ANNE ARCHER, Habitat For Humanity Detroit Volunteer
I started volunteering in the late 1990’s. Our church is a member of the Grosse Pointe Partners, so we would sign up to build walls in the warehouse, paint walls in nearly finished homes, landscape and whatever else was needed. In 2005, I was honored to to work with many fabulous people during the Jimmy Carter Build in Detroit. The Grosse Pointe Partners co-sponsored a house. It was a very hot week-hammertime started at 7:30 AM and we got home close to 6 each evening. I think that week was what tugged at my heart to work with this organization. 30 strangers came together to work on a common goal of providing safe and affordable housing. On the last day there I realized that we had become a family! Due to physical limitations, I chose to work at the Jane Street office in 2012 where I became involved in the Volunteer and Community Development Department. To say we had fun would be an understatement! Every person, no matter their job title was committed to the organization! I don’t have any particular life-changing reason as to why I volunteer, but I do have a saying on my desk-”Work for a cause, not for applause/Live life to express, not impress.
Scot Norris, Long-Time Volunteer
Many of the Habitat volunteers have the luxury of volunteering for Habitat, and you get to meet people that you’d never meet in your day-to-day life. That’s both on the volunteer side and the homeowner side. It strips away people’s differences, you know. Everybody is looking for a place to live that’s nice. Everybody is looking for a good school for their kids. Everybody needs enough to eat. In that sense, it’s humbling that you can say that what we have in common is a lot more than what makes us different. We might listen to different music, and we might worship different, but it still comes down to seeing what basic needs our people have and the little way that you can contribute to making their life better.
Jack Frakes, Long-Time Volunteer
You get a lot more out of [Habitat] than you ever put into it. It’s well worth doing. The camaraderie of all the volunteers is very high. It was always a pleasure to donate time. I wish I had done it earlier in my career, but I’m glad I did it when I did. It was a wonderful 20 years or so. I’m obviously not capable anymore of doing the Habitat work, but I still support the organization.
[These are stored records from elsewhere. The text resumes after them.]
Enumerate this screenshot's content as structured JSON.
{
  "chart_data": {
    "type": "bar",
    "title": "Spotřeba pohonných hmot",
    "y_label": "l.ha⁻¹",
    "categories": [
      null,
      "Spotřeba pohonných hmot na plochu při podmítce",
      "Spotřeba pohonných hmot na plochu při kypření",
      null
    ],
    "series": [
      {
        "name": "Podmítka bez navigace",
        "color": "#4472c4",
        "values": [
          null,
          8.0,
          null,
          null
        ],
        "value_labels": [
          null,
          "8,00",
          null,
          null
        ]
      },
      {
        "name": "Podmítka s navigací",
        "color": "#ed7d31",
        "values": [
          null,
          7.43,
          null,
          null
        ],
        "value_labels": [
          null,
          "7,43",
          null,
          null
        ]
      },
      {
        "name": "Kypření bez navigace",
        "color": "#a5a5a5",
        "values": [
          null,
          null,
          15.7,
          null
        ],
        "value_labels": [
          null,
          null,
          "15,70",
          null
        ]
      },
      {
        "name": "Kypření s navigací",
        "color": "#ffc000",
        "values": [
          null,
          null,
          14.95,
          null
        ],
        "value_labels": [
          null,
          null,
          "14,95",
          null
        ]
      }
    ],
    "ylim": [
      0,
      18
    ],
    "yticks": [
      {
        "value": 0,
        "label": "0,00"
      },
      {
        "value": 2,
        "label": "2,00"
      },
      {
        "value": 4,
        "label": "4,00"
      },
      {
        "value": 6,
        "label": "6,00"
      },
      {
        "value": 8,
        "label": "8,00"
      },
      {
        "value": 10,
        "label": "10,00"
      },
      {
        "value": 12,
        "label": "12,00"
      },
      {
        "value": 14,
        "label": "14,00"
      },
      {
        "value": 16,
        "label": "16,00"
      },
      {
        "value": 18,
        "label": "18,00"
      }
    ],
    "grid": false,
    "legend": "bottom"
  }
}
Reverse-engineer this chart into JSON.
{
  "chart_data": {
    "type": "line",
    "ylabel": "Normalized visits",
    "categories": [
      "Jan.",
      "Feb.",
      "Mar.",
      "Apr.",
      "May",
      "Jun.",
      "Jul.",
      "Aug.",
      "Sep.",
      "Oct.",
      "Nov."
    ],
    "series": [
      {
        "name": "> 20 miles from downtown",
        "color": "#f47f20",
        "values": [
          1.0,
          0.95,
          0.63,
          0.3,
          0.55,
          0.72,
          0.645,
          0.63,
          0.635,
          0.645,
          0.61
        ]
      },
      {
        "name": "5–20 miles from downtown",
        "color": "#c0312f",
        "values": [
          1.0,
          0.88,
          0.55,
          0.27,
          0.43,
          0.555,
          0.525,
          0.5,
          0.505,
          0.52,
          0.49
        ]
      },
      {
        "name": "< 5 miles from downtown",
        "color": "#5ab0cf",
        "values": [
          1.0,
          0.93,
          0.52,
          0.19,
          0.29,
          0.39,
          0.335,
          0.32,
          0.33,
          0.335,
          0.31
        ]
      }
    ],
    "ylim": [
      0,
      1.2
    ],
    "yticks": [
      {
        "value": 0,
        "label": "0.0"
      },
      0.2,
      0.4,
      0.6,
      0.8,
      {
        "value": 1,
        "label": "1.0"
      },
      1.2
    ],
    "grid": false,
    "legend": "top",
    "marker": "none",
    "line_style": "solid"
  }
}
Jim Garlogh, Long-Time Volunteer
For us old guys, we remember when it was like this before but so many people just don’t have access to a home of their own, and at least in a traditional fashion it’s one of the ways in which people can accumulate some sort of base of wealth. In our history as a country, owning land and owning property and owning a house was the symbol of if you hadn’t made it at least you had a place to stand that was pretty solid. That may be a little bit different with the current generation and with the way the world is changing, which is rather radical, but I think that still for many people if they can have a house, and if they can afford to stay in that house, and if they can keep that house, it’s a… it’s a permanence that they’ve never had before – and to me, that’s incredibly important.
George Gray, Long-Time Volunteer
I have many fond memories from volunteering my favorite of which are the blitzes that we were doing in 2010 thru 2015 where we seemed to have hundreds or more volunteers working on many houses on the same day and how much was accomplished”…” Habitat is providing affordable houses and the necessary education for ordinary people to obtain not only a house that they can make into a home for their family but to feel good about themselves.
Joe Newland, Long-Time Volunteer
We want to celebrate the legacy left behind by our friend and volunteer, Joe Newland. Although Joe passed away in 2021, he left a lasting impact here at Habitat. If you ever worked with us on one of our build sites, you would have known Joe by his cowboy hat hard hat and his custom porch construction. He desired for each homeowner and their house to feel special and unique. Joe also took special care to be sure volunteers were safe, informed, and had fun while volunteering with us. We miss Joe dearly but feel immeasurably grateful for the legacy he left.